A senior customs inspector stationed at the MDP, Truck Parking and Pasakha is one of the customs officials still facing custodial interrogations. He was arrested on October 8. 

The Anti-Corruption Commission (ACC) investigation revealed that the suspect had been receiving illicit payments from multiple parties in relation to the import of goods. However, he concealed these bribes using the bank accounts of other private individuals.

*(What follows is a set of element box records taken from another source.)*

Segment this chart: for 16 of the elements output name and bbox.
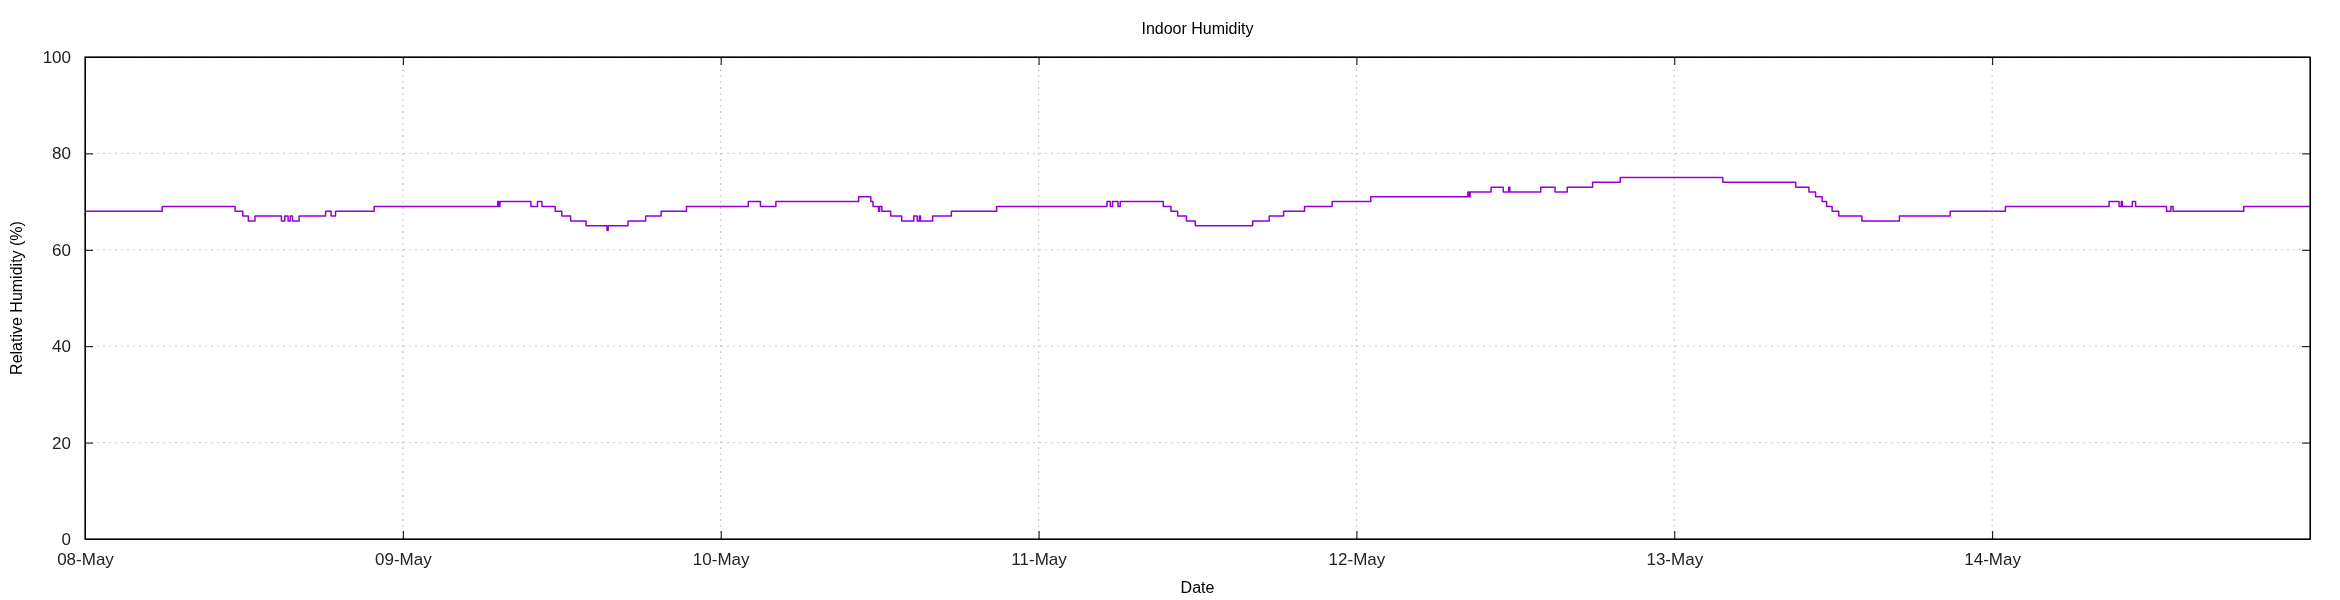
x-tick-label: 11-May (1011, 550, 1068, 570)
x-tick-label: 09-May (375, 550, 433, 570)
x-axis-title: Date (1180, 579, 1215, 596)
y-tick-label: 100 (42, 47, 71, 67)
x-tick-label: 14-May (1964, 550, 2022, 570)
x-tick-label: 10-May (692, 550, 751, 570)
y-tick-label: 20 (52, 433, 71, 453)
y-tick-label: 0 (61, 529, 71, 549)
chart-title: Indoor Humidity (1141, 20, 1254, 37)
x-tick-label: 12-May (1328, 550, 1386, 570)
y-tick-label: 60 (52, 240, 71, 260)
y-tick-label: 80 (52, 144, 71, 164)
x-tick-label: 13-May (1646, 550, 1704, 570)
y-axis-title: Relative Humidity (%) (8, 221, 25, 375)
y-tick-label: 40 (52, 337, 71, 357)
x-tick-label: 08-May (57, 550, 115, 570)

He requested one of his old schoolmates working at Pasakha, to use his bank account. He convinced his friend saying that he had money to receive from someone in relation to betel nut and that he was not comfortable using his own saving account as it would make law enforcement agencies suspicious. The suspect shared this bank account number with importers or suppliers in Jaigaon to transfer bribes. In less than a month, he collected about Nu 800,000 from four individuals. Every time a deposit was made, the suspect requested his friend to withdraw cash and deliver it to the containment area. On other occasions, he instructed the friend to transfer money to some accounts that he claimed to be his family members. After some time, his friend refused to hand over Nu 50,000 to the suspect because the proceed became suspicious to him when he reviewed his bank statement.




The senior inspector then switched to another old schoolmate operating a small shop at Pekarshing in Phuentsholing. Using this account, the suspect collected about Nu 1.994 million from as many as 35 individuals or business entities. The suspect invested collected bribes to operate a beer supply business and at one time to sell betel nut. He engaged in a more deceitful means of hiding corrupt proceed by routing through additional layers of account. He made his friend transfer money to BoBL account of one of his cousins working in Mongar who then transferred it to T-Bank account before sending it to one of the beer agents. Other times when the suspect personally approached and deposited cash with some acquaintance operating small businesses asking them to transfer the amount from their account to his cousin in Mongar.

The suspect also used another bank account registered in the name of a retail store, the business account of which was otherwise inactive after the proprietor discontinued the business. The account was obtained through the brother-in-law of the license holder. Just as he did with the other two friends, the suspect told the brother-in-law that he wanted to use the account to collect money in connection to ‘doma’. The official said that the investigation ascertained that about 15 individuals made deposits amounting to more than Nu 470,000 into the account.

The suspect also shared his friend’s bank account with some of his colleagues in customs to receive bribes. The proceeds were then transferred to their own relative’s account. As of date, eight individuals have been detained, three customs officials, for investigation.